Defying polls that for months had written him off as defeated, the Socialist premier managed to curb the gains of the right-wing opposition.
With all the votes counted, Feijoo’s Popular Party won with 136 of the parliament’s 350 seats, while the far-right Vox, its potential ally, won 33, with the pair securing only 169, a far cry from the 176 needed for a governing majority.
Sanchez’s Socialists came in second with 122, with its radical left Sumar ally securing 31 mandates, giving the left bloc just 153.
- ‘They shall not pass!’ -
Addressing a crowd of euphoric activists shouting “No pasaran!” – the famous anti-fascist slogan of Spain’s 1936-1939 civil war meaning “They shall not pass!” – Sanchez was jubilant.
“The backwards-looking bloc that wanted to roll back all the progress we made over the past four years has failed,” said a clearly jubilant Sanchez who focused his campaign on the danger of a PP-Vox government.
With their 153 lawmakers, the Socialists and Sumar will need the support of several regional formations to form government
“There are many more who want Spain to keep advancing than those who want to go backwards,” he said.
With their 153 lawmakers, the Socialists and Sumar will need the support of several regional formations such as the left-wing Catalan separatist ERC party or the pro-independence Basque party EH Bildu, seen as the heir of the now-defunct armed separatist group ETA.
But they will also have to negotiate the abstention of the hardline Catalan separatist party JxCat which has vowed not to help Sanchez remain in power without something in return.
If everything came together, Sanchez could assemble 172 lawmakers behind him, which is more than Feijoo, that would be enough to secure a second parliamentary investiture vote which only requires a simple majority.
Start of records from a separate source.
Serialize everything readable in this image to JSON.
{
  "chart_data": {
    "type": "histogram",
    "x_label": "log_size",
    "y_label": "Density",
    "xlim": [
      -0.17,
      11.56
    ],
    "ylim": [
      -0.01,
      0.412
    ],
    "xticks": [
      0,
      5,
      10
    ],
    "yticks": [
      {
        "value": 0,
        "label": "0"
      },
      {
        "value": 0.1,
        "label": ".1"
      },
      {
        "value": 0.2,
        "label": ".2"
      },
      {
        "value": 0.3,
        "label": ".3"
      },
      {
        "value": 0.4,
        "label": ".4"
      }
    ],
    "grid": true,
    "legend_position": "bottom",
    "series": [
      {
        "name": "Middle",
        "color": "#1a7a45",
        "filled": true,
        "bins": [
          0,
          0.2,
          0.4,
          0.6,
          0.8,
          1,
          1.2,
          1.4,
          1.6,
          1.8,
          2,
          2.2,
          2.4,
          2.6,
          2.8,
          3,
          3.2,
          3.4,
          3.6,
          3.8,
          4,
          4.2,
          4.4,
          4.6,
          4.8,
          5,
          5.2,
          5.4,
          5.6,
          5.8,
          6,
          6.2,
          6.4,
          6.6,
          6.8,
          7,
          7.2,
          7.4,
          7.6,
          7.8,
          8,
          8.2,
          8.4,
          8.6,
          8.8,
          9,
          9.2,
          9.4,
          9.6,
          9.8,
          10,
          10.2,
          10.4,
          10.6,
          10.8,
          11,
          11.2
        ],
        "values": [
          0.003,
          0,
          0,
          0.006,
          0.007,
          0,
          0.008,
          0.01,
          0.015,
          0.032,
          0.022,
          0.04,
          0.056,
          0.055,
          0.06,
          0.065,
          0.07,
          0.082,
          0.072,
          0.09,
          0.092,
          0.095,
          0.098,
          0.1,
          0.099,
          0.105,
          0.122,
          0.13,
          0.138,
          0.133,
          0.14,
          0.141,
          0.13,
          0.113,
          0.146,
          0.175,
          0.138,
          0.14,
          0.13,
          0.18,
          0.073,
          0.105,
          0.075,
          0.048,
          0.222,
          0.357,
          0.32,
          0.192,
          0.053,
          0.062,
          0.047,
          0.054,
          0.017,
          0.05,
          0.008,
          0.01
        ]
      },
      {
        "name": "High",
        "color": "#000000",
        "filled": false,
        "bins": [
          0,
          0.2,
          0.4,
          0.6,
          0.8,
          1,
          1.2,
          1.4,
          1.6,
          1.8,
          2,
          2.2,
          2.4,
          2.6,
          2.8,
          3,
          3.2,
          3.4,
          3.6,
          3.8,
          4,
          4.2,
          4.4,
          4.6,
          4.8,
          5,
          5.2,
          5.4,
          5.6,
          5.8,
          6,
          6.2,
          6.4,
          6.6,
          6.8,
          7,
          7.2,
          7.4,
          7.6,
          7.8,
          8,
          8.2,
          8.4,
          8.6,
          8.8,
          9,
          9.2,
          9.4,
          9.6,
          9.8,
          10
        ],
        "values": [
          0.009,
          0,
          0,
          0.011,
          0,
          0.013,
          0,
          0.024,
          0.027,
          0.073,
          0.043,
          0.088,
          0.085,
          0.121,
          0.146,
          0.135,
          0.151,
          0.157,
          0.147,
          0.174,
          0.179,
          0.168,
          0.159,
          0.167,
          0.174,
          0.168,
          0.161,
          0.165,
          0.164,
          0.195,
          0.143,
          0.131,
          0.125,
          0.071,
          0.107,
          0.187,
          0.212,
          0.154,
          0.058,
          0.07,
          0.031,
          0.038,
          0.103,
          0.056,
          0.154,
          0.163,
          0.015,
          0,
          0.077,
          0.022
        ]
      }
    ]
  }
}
Otherwise, Spain – which held four general elections between 2015 and 2019 – could find itself once again in deadlock and forced to call a new vote.
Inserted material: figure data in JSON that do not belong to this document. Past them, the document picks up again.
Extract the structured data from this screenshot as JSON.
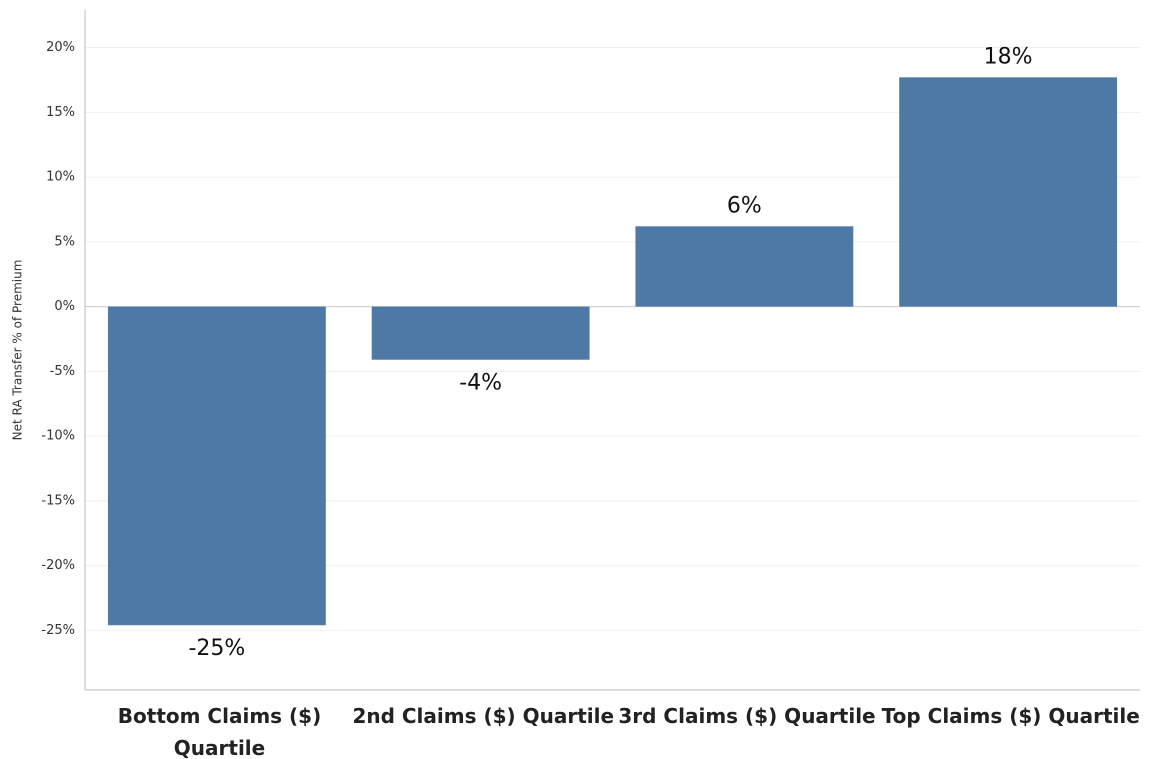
{
  "chart_data": {
    "type": "bar",
    "y_label": "Net RA Transfer % of Premium",
    "categories": [
      "Bottom Claims ($) Quartile",
      "2nd Claims ($) Quartile",
      "3rd Claims ($) Quartile",
      "Top Claims ($) Quartile"
    ],
    "values": [
      -24.6,
      -4.1,
      6.2,
      17.7
    ],
    "value_labels": [
      "-25%",
      "-4%",
      "6%",
      "18%"
    ],
    "color": "#4e79a7",
    "ylim": [
      -29.6,
      22.9
    ],
    "yticks": [
      {
        "value": 20,
        "label": "20%"
      },
      {
        "value": 15,
        "label": "15%"
      },
      {
        "value": 10,
        "label": "10%"
      },
      {
        "value": 5,
        "label": "5%"
      },
      {
        "value": 0,
        "label": "0%"
      },
      {
        "value": -5,
        "label": "-5%"
      },
      {
        "value": -10,
        "label": "-10%"
      },
      {
        "value": -15,
        "label": "-15%"
      },
      {
        "value": -20,
        "label": "-20%"
      },
      {
        "value": -25,
        "label": "-25%"
      }
    ],
    "grid": true
  }
}
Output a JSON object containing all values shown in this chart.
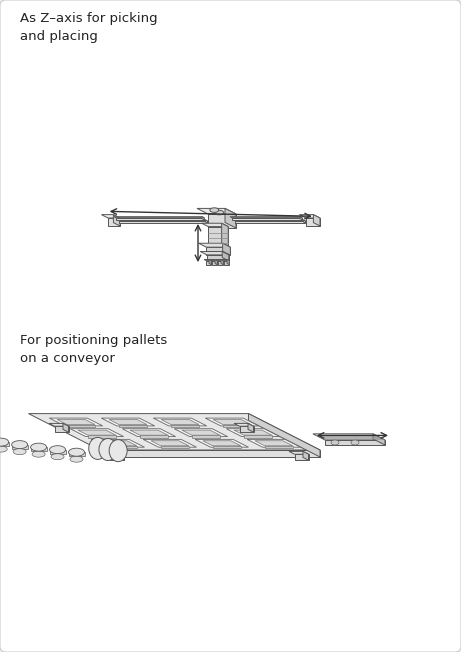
{
  "bg_color": "#eeeeee",
  "panel_color": "#ffffff",
  "line_color": "#555555",
  "title1": "As Z–axis for picking\nand placing",
  "title2": "For positioning pallets\non a conveyor",
  "title_fontsize": 9.5,
  "title_color": "#222222",
  "fig_width": 4.61,
  "fig_height": 6.52,
  "dpi": 100
}
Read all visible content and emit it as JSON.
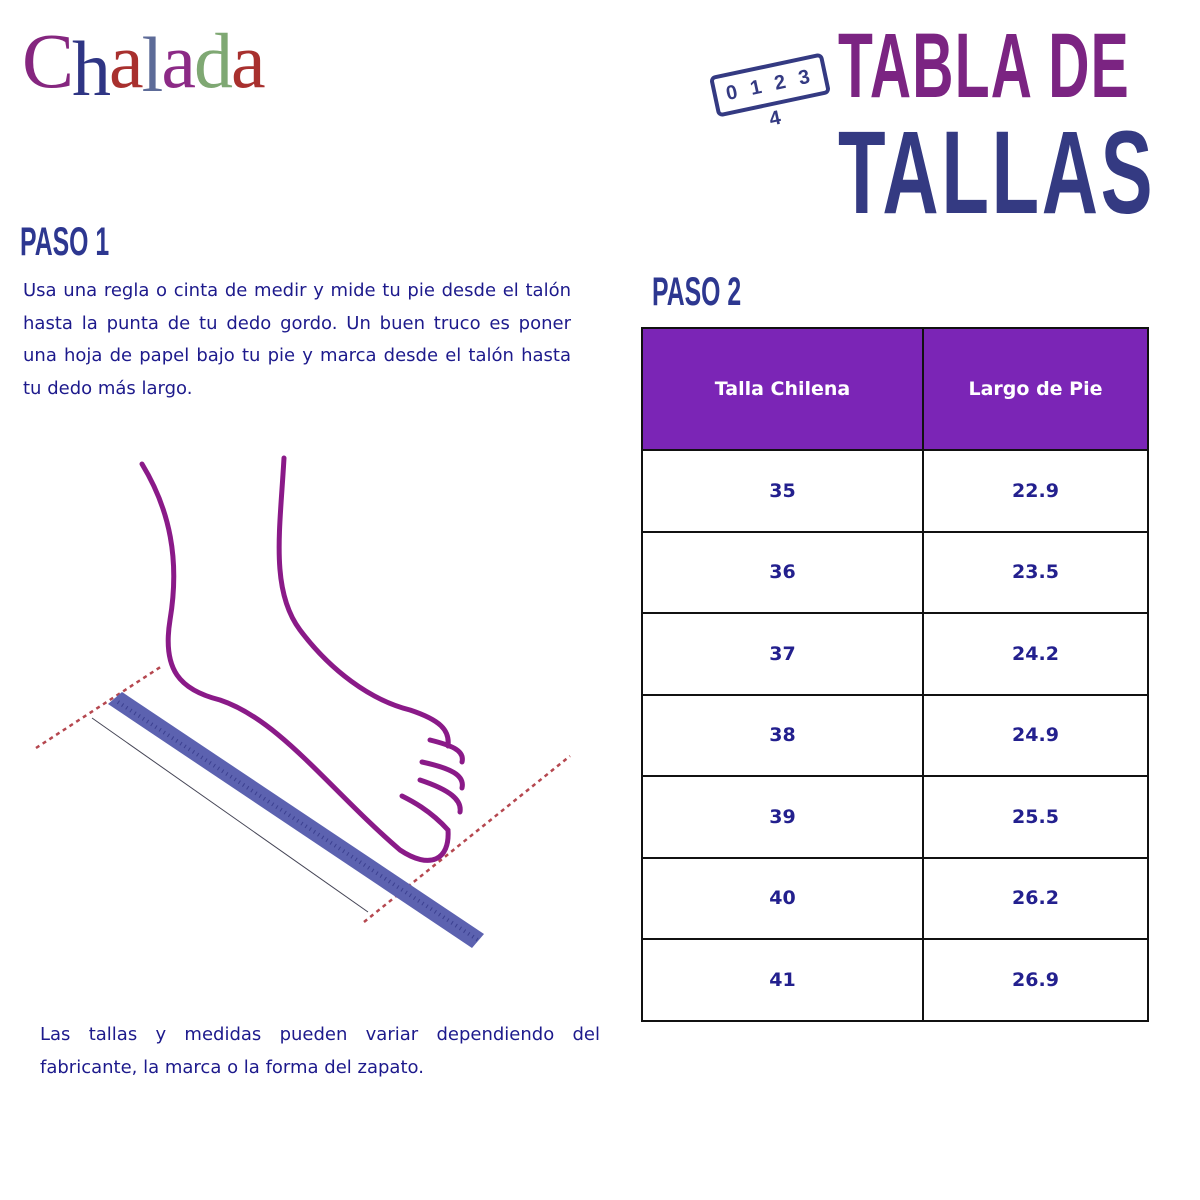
{
  "brand": {
    "logo": "Chalada",
    "letters": [
      "C",
      "h",
      "a",
      "l",
      "a",
      "d",
      "a"
    ],
    "letter_colors": [
      "#85267f",
      "#2f3584",
      "#a8302e",
      "#5d6b98",
      "#8c2a86",
      "#7fa873",
      "#a8302e"
    ]
  },
  "title": {
    "line1": "TABLA DE",
    "line2": "TALLAS",
    "ruler_icon_text": "0 1 2 3 4",
    "colors": {
      "line1": "#7b2482",
      "line2": "#343a82"
    }
  },
  "step1": {
    "heading": "PASO 1",
    "text": "Usa una regla o cinta de medir y mide tu pie desde el talón hasta la punta de tu dedo gordo. Un buen truco es poner una hoja de papel bajo tu pie y marca desde el talón hasta tu dedo más largo."
  },
  "note": "Las tallas y medidas pueden variar dependiendo del fabricante, la marca o la forma del zapato.",
  "step2": {
    "heading": "PASO 2"
  },
  "table": {
    "headers": [
      "Talla Chilena",
      "Largo de Pie"
    ],
    "header_color": "#7b25b6",
    "rows": [
      [
        "35",
        "22.9"
      ],
      [
        "36",
        "23.5"
      ],
      [
        "37",
        "24.2"
      ],
      [
        "38",
        "24.9"
      ],
      [
        "39",
        "25.5"
      ],
      [
        "40",
        "26.2"
      ],
      [
        "41",
        "26.9"
      ]
    ]
  }
}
Feijoo, who narrowly won the election on paper, has insisted he has the right to form a government.
The PP “has won the election” and “as the candidate of the most-voted party, I believe it’s my duty … to try and govern our country,” he told supporters after results came in.
“Our duty now is to ensure that Spain does not enter a period of uncertainty.”
- ‘Don’t block me’ -
“It is with great determination that I will take on the task of take on the task of opening dialogue to form a government,” he said, urging the Socialists not “block” his efforts.
Alberto Nunez Feijoo, whose right-wing Popular Party won the most seats but far short of a majority, insists he has the right to form a government
“We are going to be talking a lot in these coming days and weeks,” he said.
Without an absolute majority, Feijoo would seek to form a minority government but for that he would need the Socialists to abstain during any investiture vote in parliament – which they have no intention of doing.
Sanchez, 51, called the snap polls in late May after his Socialist party and its far-left junior coalition partners suffered a drubbing in local and regional elections in which the right surged.
He focused his campaign on warning about the danger of a PP-Vox government in order to mobilise the electorate in a strategy that appears to have paid off, with turnout reaching almost 70 percent, some 3.5 percentage points higher than in 2019.
The vote has been closely watched from abroad over the possibility, which now seems unlikely, of a government in which the far right held its first share of power since the Franco dictatorship ended in 1975.
Vox, which jointly rules three of Spain’s 17 regions with the PP, pledged to roll back laws on gender violence, LGBTQ rights, abortion and euthanasia, as well as a democratic memory law honouring the victims of the dictatorship.